E.g. by removing the CPython dependencies.

numpy depends on a number of packages, some of which are still in fortran. I don't even know, where we would have to start to compile for a small ARM processor.

So, all in all, I am not sure, whether there would be any advantages of bringing in numpy. I see that we wouldn't have to re-invent the wheel, but numpy is a huge, and very general library, and consistently weeding out the unnecessary components would be an equally huge undertaking.

The general comments in https://github.com/micropython/micropython/issues/6261 apply here, too.

yang8621 commented 4 years ago

Thank you for your response.

Regardless of the RAM limitation, I'm not sure if it's possible to support all 13 data types on micropython?

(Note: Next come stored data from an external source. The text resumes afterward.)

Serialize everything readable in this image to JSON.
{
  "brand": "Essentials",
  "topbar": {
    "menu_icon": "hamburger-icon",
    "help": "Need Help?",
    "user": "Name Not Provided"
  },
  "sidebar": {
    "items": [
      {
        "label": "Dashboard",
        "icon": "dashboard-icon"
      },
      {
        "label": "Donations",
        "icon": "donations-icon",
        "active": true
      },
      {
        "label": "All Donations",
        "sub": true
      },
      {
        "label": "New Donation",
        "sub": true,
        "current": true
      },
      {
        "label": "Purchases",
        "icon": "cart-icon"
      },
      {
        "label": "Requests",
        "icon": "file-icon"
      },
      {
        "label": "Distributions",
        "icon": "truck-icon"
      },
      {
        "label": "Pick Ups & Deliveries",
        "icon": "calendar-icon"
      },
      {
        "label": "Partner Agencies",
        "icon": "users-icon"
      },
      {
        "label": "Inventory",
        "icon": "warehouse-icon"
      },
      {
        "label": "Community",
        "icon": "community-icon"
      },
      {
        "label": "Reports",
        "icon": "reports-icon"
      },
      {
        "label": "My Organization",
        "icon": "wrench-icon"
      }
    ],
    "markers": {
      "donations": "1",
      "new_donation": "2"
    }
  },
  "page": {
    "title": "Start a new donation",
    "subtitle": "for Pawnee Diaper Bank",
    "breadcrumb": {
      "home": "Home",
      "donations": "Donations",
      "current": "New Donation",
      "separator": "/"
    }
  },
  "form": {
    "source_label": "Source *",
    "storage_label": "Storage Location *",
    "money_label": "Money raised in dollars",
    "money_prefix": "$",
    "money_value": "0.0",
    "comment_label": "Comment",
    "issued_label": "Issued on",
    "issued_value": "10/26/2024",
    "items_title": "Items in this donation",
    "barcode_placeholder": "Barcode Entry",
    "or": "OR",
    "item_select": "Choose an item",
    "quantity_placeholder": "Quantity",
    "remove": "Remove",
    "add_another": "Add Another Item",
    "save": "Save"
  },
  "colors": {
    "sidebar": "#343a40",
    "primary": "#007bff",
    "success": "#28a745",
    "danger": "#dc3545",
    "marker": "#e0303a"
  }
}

And to support numpy then? For Fortran and Cython dependencies, maybe it should be rewritten at all. Maybe at the last, most numpy will have been rewritten. :(

v923z commented 4 years ago

Regardless of the RAM limitation, I'm not sure if it's possible to support all 13 data types on micropython?

The RAM issue can't just be dismissed. We are talking about microcontrollers with 100 kB of RAM. That has to hold the python interpreter, and numpy. This is not a trivial task. ulab has been reported to run on a one-dollar microcontroller: https://gitlab.com/rcolistete/micropython-samples/-/tree/master/Pyboard/Firmware/v1.12_with_ulab/ I would challenge you to pull that off with numpy.

And to support numpy then?

But why should we do that? I am trying to understand what in numpy you are missing. If there is a function that you would like to use, you can always raise an issue, and we can implement it.

One other problem is that most numpy functions take tons of arguments. They are simply too general, and that costs disc space: numpy is at least 35 MB compiled, and that already assumes that the library can use system resources that are not necessarily present on bare metal. https://towardsdatascience.com/how-to-shrink-numpy-scipy-pandas-and-matplotlib-for-your-data-product-4ec8d7e86ee4

To put it differently: ulab takes about 35 kB, which is 0.001 of numpy. Would you be willing to sift through numpy, and discard 0.999 of it, so that it fits on a microcontroller?

Moreover, ulab is not only numpy. We have implemented a number of useful functions from scipy. That is an extra 135 MB!

For Fortran and Cython dependencies, maybe it should be rewritten at all. Maybe at the last, most numpy will have been rewritten. :(

I strongly believe that in this particular case, starting from scratch and building from the bottom up is the only reasonable course of action.

yang8621 commented 4 years ago

That makes sense. Thank you for your response.